Letifan suspiró resignado, ni él entendía cómo aquel muchacho había obtenido tal arma. Definitivamente no era cosa de Seixa, pues no estaba infundida por su presencia; bien, que esa arma divina encontrara su final en el campo de batalla.

Por fin llegó al frente del ejército, les dirigió una mirada de aprobación, tenían la muerte frente a ellos y no se inclinaban.

«Si abdicas puedes salvarlos», reflexionó. Zheng podría ser severo, pero tal vez mantendría su palabra. Quizá a él solo le esperarán un par de años en prisión y una excomulgación por desafiar a un rey, pero definitivamente le dejarían vivir. Humillado, vivo.

La palma de Frederick se posó sobre su hombro y el hombretón le dedicó una sonrisa de lo más sincera, fugacidad, aquel hombre le recordaba tanto a Verhem.

—Gracias –dijo, devolviendo el gesto.

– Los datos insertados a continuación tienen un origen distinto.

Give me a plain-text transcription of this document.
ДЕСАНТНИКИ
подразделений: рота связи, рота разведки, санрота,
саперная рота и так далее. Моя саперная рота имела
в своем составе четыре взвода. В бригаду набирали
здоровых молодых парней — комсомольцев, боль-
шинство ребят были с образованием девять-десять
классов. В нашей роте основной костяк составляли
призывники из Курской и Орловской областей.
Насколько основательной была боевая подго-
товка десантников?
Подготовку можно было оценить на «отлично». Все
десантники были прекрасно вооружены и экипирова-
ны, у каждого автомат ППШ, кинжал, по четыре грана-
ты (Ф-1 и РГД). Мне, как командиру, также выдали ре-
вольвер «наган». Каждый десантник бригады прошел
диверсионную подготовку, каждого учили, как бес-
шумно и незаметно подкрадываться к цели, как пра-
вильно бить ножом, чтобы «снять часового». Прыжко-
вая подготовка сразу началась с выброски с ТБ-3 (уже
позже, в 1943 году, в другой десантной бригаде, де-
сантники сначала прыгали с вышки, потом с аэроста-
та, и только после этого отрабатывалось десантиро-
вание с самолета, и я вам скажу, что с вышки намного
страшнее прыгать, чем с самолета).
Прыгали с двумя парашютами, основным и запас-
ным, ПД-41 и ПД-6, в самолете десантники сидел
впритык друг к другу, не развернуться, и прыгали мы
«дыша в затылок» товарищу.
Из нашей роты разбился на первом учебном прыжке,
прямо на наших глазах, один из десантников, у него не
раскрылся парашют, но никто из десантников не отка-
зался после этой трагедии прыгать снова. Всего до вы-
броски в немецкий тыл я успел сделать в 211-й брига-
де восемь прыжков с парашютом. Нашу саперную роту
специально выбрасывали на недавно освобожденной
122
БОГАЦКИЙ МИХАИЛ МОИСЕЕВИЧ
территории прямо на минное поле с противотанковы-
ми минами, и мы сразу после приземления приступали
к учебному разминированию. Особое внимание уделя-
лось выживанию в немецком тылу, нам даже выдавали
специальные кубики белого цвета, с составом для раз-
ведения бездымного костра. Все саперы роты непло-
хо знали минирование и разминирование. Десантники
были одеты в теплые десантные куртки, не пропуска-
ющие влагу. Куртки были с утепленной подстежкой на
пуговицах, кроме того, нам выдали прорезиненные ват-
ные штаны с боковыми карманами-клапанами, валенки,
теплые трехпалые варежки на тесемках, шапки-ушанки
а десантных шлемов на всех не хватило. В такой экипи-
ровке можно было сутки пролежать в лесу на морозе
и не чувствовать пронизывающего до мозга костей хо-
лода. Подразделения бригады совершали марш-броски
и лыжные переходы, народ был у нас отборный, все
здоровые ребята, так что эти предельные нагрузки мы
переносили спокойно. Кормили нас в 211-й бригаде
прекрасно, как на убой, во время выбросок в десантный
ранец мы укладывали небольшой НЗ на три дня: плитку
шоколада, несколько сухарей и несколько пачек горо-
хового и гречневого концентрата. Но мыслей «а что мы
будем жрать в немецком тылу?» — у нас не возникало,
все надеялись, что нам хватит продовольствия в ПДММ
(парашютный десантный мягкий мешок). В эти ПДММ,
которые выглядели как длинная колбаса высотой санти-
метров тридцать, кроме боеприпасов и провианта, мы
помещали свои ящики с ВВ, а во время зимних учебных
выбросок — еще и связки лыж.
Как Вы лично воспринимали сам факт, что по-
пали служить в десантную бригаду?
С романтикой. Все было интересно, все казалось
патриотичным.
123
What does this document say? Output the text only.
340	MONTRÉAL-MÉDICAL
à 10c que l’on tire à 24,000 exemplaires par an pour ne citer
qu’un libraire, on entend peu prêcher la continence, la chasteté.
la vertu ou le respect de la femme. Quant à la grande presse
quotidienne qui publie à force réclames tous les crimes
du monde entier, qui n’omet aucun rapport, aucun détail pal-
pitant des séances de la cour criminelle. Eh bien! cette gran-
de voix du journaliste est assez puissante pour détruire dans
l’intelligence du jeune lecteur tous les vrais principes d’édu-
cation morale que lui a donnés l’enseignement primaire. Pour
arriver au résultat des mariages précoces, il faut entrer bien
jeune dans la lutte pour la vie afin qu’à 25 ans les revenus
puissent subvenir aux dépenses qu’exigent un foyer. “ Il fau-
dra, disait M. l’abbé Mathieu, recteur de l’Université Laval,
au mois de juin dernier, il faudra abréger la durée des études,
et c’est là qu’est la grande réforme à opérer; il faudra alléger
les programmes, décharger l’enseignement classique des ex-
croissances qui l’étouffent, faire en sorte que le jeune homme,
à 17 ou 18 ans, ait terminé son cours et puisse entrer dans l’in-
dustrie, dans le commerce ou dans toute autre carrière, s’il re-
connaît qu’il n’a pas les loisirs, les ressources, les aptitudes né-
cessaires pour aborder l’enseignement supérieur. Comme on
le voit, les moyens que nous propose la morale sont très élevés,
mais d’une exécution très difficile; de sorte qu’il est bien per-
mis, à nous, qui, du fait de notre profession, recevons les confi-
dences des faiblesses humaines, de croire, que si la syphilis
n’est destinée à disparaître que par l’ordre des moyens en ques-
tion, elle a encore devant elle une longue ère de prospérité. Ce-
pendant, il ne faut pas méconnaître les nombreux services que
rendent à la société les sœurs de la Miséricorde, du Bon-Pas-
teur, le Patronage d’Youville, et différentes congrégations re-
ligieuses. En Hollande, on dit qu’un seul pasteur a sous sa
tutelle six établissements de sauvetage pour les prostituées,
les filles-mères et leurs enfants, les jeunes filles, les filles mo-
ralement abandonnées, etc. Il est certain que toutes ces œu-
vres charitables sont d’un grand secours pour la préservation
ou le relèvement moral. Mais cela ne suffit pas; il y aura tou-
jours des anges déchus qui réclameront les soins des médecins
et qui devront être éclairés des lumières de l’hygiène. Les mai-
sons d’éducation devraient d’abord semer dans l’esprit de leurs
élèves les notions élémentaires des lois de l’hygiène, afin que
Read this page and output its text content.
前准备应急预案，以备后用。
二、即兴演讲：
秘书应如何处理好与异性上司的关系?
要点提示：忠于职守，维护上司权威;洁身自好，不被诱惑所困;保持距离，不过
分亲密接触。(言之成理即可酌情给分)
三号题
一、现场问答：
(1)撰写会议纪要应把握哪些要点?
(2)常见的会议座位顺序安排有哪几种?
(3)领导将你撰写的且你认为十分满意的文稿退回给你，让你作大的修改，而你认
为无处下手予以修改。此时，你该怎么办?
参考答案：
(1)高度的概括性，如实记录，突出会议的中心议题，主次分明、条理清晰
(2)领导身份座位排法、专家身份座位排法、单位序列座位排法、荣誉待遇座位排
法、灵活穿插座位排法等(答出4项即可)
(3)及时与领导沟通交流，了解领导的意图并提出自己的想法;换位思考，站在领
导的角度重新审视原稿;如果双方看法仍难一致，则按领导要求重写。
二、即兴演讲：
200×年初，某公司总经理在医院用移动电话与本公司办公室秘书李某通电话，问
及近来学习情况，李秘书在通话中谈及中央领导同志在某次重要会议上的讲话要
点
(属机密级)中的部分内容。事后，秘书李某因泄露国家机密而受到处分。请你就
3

Se volvió hacia su propio ejército y habló en tono alto para que todos pudiesen escucharle–. ¡Se me ha ofrecido un fin pacífico: abdicar!

Los hombres lo miraron, aun escuchando lo declarado, todos sostenían con firmeza las empuñaduras y los escudos.

»¡Todo hombre en pie, en esta tierra, tiene una familia que espera su regreso! ¡Todos han viajado desde tan lejos para defender su fe! ¡Lo dejo a vuestra elección: ¿abdico o luchamos hombro con hombro?!

Al momento, los devotos repitieron tres frases.

—¡Acero, sangre y fe! ¡Vivimos y morimos! ¡Somos La Divina Dualidad!

—¡Acero, sangre y fe! –gritaron los aliados. El príncipe segundo de Galinor enarbolaba orgulloso el estandarte de su familia y el concejal de Rashún V cabalgaba entre sus hombres repitiendo el grito de guerra de su señor: Fuerza, gloria.

Letifan dio una profunda bocanada de aire dejándose insuflar por la presencia de Axies en el ambiente. No escuchó más los gritos de guerra, de pie frente a él se hallaba Seixa quien lo miraba con una melancólica sonrisa; belleza de piel blanca, añoraba los días donde habían sido uno.

A su lado Verhem, nuevamente había conectado su consciencia a la de él, esta vez con tanta fuerza por lo que podía verlo tenuemente. Como siempre, sus escamas destellaban en tornasol y su cuerpo era increíblemente robusto, poderoso asesino de Dios.

«Muestrales su error», dijo, y partió.

—¡Así sea! ¡Que el acero sea castigo para quien desafíe la voluntad de Axies! –rugió.

 

La infantería, compuesta por inquisidores devotos y hombres de Galinor y Rashún, fueron los primeros en cargar, pasando de largo al maestre. Frederick, en medio de la formación, espoleaba su montura con la sangre hirviendo en su interior.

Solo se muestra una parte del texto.